Following on the heels of November’s gubernatorial elections in Virginia and New Jersey, the loss of Ted Kennedy’s Senate seat in Massachusetts two weeks ago was a devastating blow to Democratic Party hopes. But it must have been especially devastating to President Obama, who promised an adoring University of Missouri crowd, just before he was elected, that “We are five days away from fundamentally transforming the United States of America.” Yet it would appear, judging from the unrelenting commentary and from the president’s own behavior last week, that those losses pale in comparison to the government’s loss before the Supreme Court two days after the polls closed in Massachusetts. For 11 days now the wailing over the Court’s Citizens United decision has not ceased. Indeed, campaign finance regulation, intimately connected to incumbency protection, is a bedrock principle of modern liberalism.
Exhibit A is E.J. Dionne’s column today in the Washington Post — his second in a week on the subject. Last week, railing against the “reckless decision by Chief Justice John Roberts’s Supreme Court and the greed of the nation’s financial barons,” he charged the Court with “an astonishing display of judicial arrogance, overreach and unjustified activism” and urged “a new populist-progressive alliance” to demand “legislation to turn back the Supreme Court’s effort to undermine American democracy” — including a bill prohibiting political spending by corporations who hire lobbyists, no less.
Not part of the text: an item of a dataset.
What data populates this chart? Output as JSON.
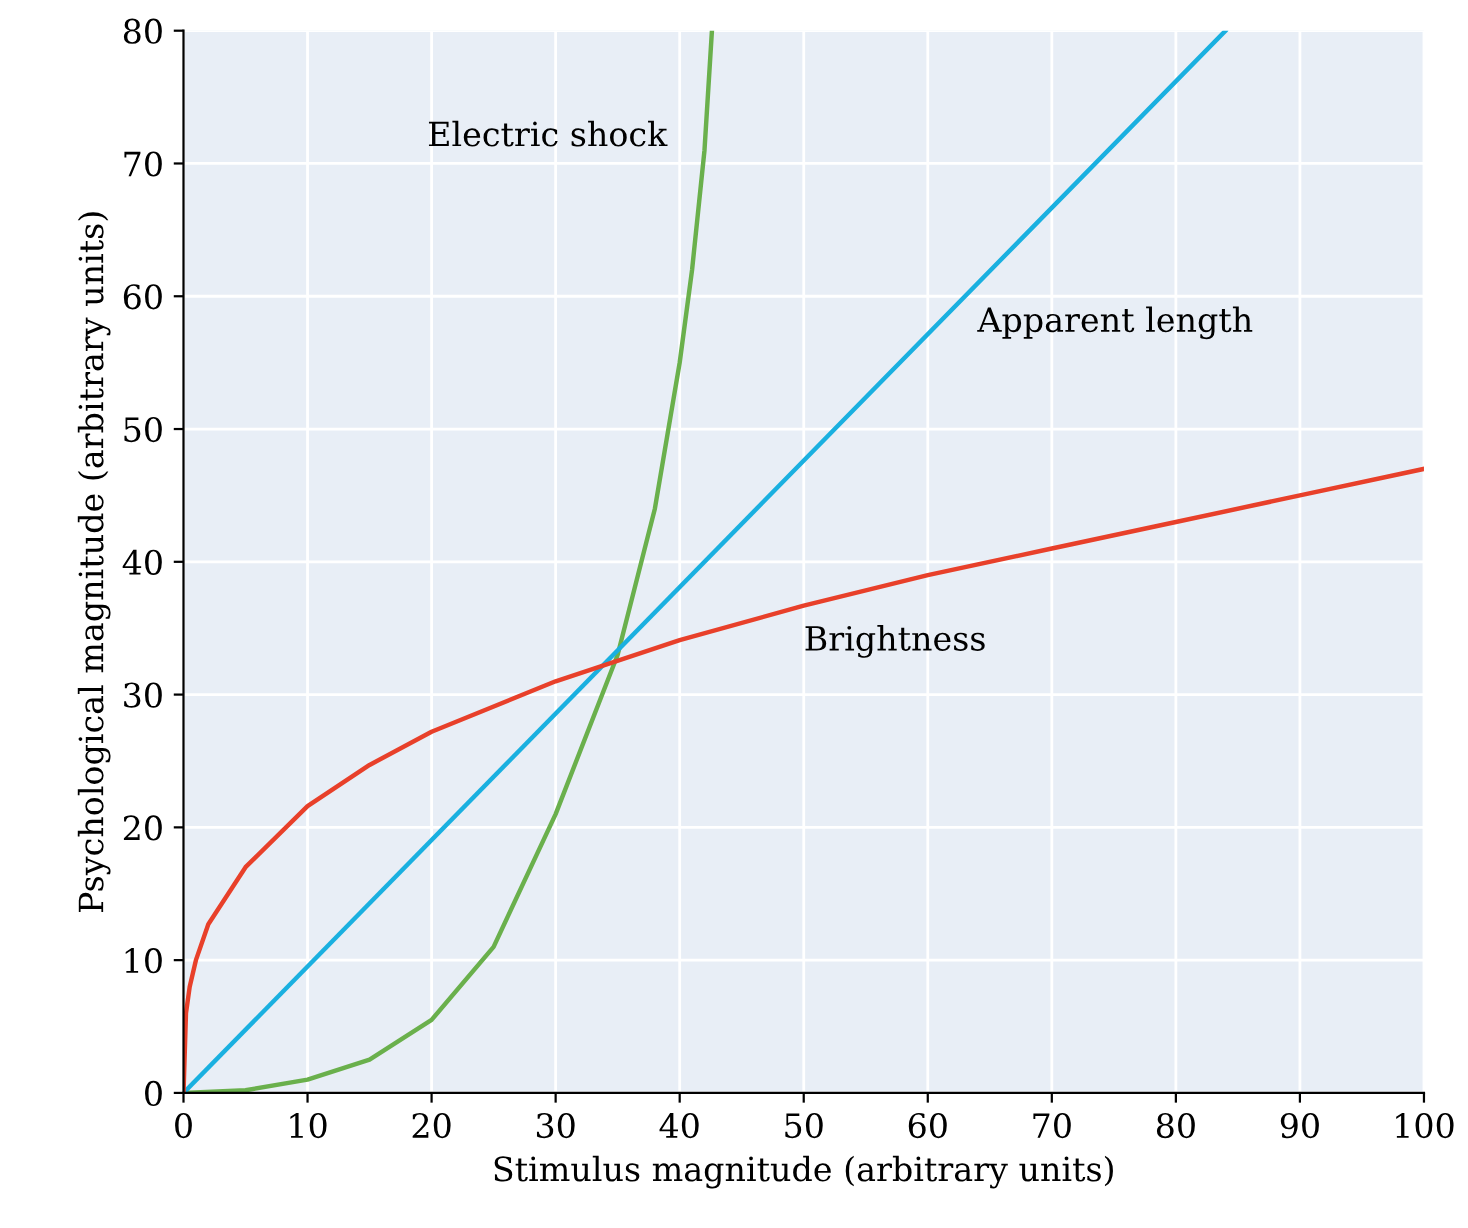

Today, however, Dionne has last Wednesday’s unseemly episode of Obama rebuking a silent Supreme Court to work with. And, like the immortal Daniel Schorr on yesterday’s NPR Sunday Morning, he puts all the blame on Justice Samuel Alito for seeming to mouth, silently, “Not true” when Obama, before all assembled and a watching nation, tendentiously misstated the holding in Citizens United. But Dionne doesn’t stop there, of course. No, he thanks Alito. You see, “Alito’s inability to restrain himself” brought a long-ignored truth to the nation: “The Supreme Court is now dominated by a highly politicized conservative majority intent on working its will, even if that means ignoring precedents and the wishes of the elected branches of government.” Likening Obama’s behavior to President Reagan’s writing a 1983 article criticizing Roe v. Wade — I didn’t make that up — Dionne chastises conservatives for their double standard: “Reagan had every right to say what he did. But why do conservatives deny the same right to Obama?” Where does one begin?
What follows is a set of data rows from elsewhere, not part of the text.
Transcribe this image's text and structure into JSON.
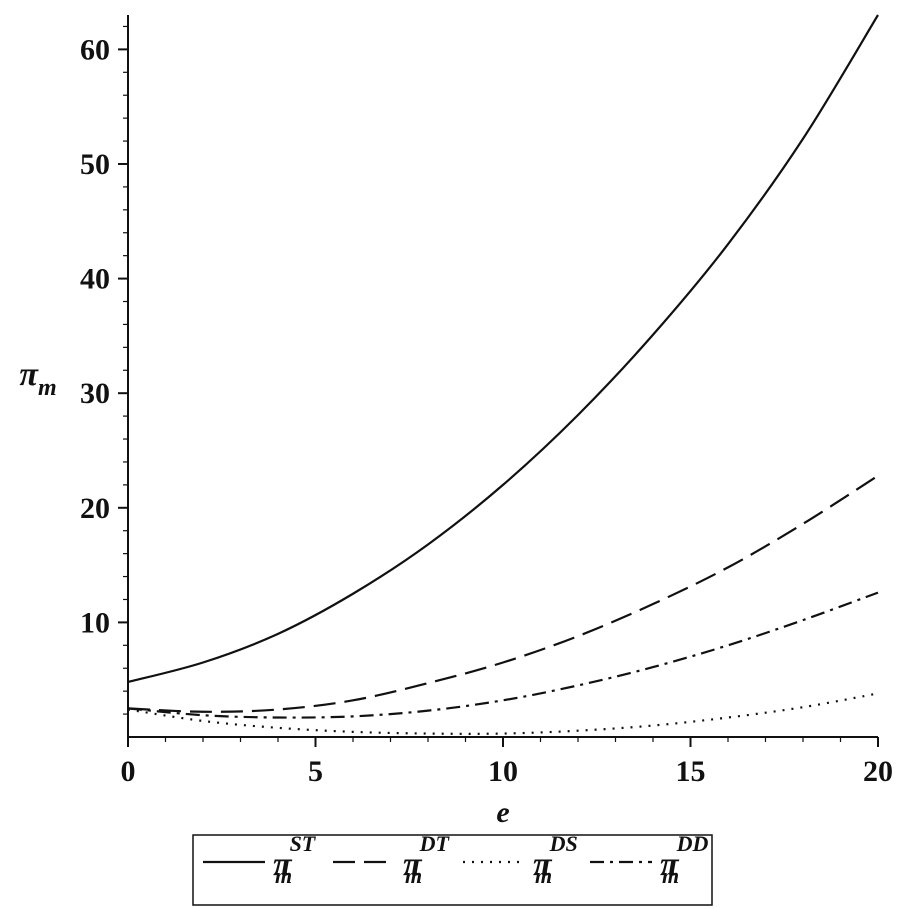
{
  "chart_data": {
    "type": "line",
    "title": "",
    "xlabel": "e",
    "ylabel": "πm",
    "ylabel_main": "π",
    "ylabel_sub": "m",
    "xlim": [
      0,
      20
    ],
    "ylim": [
      0,
      63
    ],
    "xticks": [
      0,
      5,
      10,
      15,
      20
    ],
    "yticks": [
      10,
      20,
      30,
      40,
      50,
      60
    ],
    "x_minor_step": 1,
    "y_minor_step": 2,
    "grid": false,
    "legend_position": "bottom",
    "x": [
      0,
      2,
      4,
      6,
      8,
      10,
      12,
      14,
      16,
      18,
      20
    ],
    "series": [
      {
        "name": "πmST",
        "symbol": "π",
        "sub": "m",
        "sup": "ST",
        "dash": "solid",
        "values": [
          4.8,
          6.5,
          9.0,
          12.5,
          16.8,
          22.0,
          28.1,
          35.1,
          43.0,
          52.2,
          63.0
        ]
      },
      {
        "name": "πmDT",
        "symbol": "π",
        "sub": "m",
        "sup": "DT",
        "dash": "dash",
        "values": [
          2.5,
          2.2,
          2.4,
          3.2,
          4.7,
          6.5,
          8.8,
          11.6,
          14.8,
          18.6,
          22.8
        ]
      },
      {
        "name": "πmDS",
        "symbol": "π",
        "sub": "m",
        "sup": "DS",
        "dash": "dot",
        "values": [
          2.4,
          1.4,
          0.8,
          0.45,
          0.3,
          0.3,
          0.55,
          1.0,
          1.7,
          2.6,
          3.8
        ]
      },
      {
        "name": "πmDD",
        "symbol": "π",
        "sub": "m",
        "sup": "DD",
        "dash": "dashdot",
        "values": [
          2.5,
          1.9,
          1.7,
          1.8,
          2.3,
          3.2,
          4.5,
          6.1,
          8.0,
          10.2,
          12.6
        ]
      }
    ]
  }
}
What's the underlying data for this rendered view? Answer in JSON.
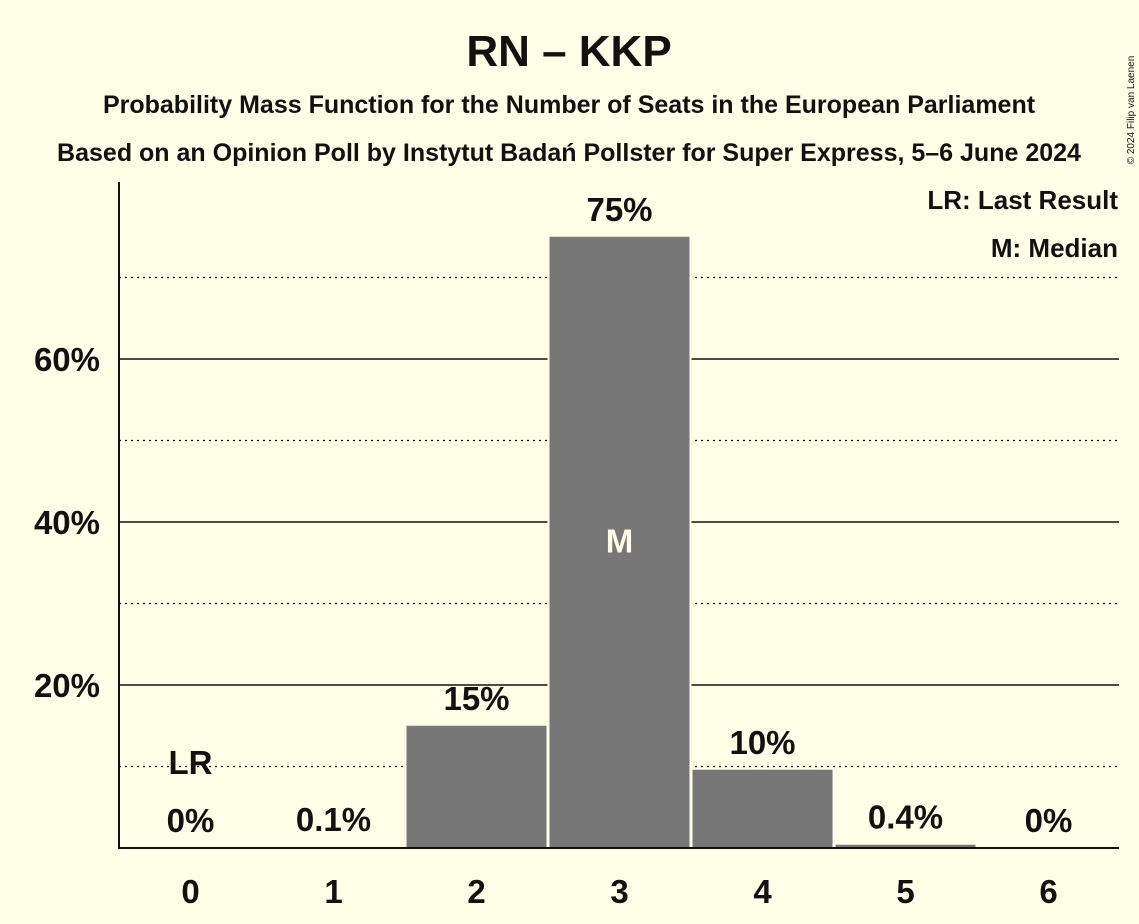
{
  "chart_data": {
    "type": "bar",
    "title": "RN – KKP",
    "subtitle_1": "Probability Mass Function for the Number of Seats in the European Parliament",
    "subtitle_2": "Based on an Opinion Poll by Instytut Badań Pollster for Super Express, 5–6 June 2024",
    "categories": [
      "0",
      "1",
      "2",
      "3",
      "4",
      "5",
      "6"
    ],
    "values": [
      0,
      0.1,
      15,
      75,
      9.6,
      0.4,
      0
    ],
    "value_labels": [
      "0%",
      "0.1%",
      "15%",
      "75%",
      "10%",
      "0.4%",
      "0%"
    ],
    "y_ticks": [
      {
        "value": 20,
        "label": "20%"
      },
      {
        "value": 40,
        "label": "40%"
      },
      {
        "value": 60,
        "label": "60%"
      }
    ],
    "y_minor_gridlines": [
      10,
      30,
      50,
      70
    ],
    "ylim": [
      0,
      81.5
    ],
    "last_result_category": "0",
    "last_result_marker": "LR",
    "median_category": "3",
    "median_marker": "M",
    "legend": [
      "LR: Last Result",
      "M: Median"
    ],
    "legend_placement": "top-right",
    "copyright": "© 2024 Filip van Laenen",
    "colors": {
      "background": "#FFFEE6",
      "bar": "#777777",
      "text": "#111111",
      "median_text": "#FFFEE6"
    }
  }
}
Turning finally to “the specifics of Obama’s indictment,” Dionne tries to defend the president’s misstatements, but unfortunately the precision ordinarily expected of such a wordsmith seems to have deserted him. Citing Obama’s claim that the Court had reversed “a century of law” and also opened “the floodgates for special interests — including foreign corporations,” Dionne writes that “Obama was not simply referring to court precedents but also to the 1907 Tillman Act, which banned corporate money in electoral campaigns.” That’s not what the Tillman Act did: It banned direct corporate contributions to campaigns. Only in 1947 were independent campaign expenditures by corporations (and unions) banned — and more clearly so only in 1990, which is the ban the Court overturned. Moreover, pace Obama, foreign corporations are still specifically banned from contributing anything of value “in connection with a Federal, State or local election.” Thus, in claiming, without more, “that the ruling opens a loophole for domestic corporations under foreign control to make unlimited campaign expenditures,” Dionne seems simply to be passing along what he’s read or heard from others. Nothing in the Court’s opinion warrants that conclusion.
But it’s Dionne’s larger claim that most demands an answer — that an “activist” Roberts Court, exercising “raw judicial power,” is “ignoring precedents and the wishes of the elected branches of government.” That’s hardly the definition of “activism.” That’s what the Court should be doing, where it’s warranted by the Constitution, whether the Court is defending the rights of blacks to attend unsegregated schools or of gays to sexual freedom or of corporate owners, the shareholders, to engage in political speech through their corporation consistent with their articles of incorporation and by-laws. The claim that corporations aren’t people is a red herring. Corporate owners are people, and their right to speak can take many forms. Fortunately, we have a First Amendment, which protects not only corporate owners but E.J. himself from all but the error of his ways.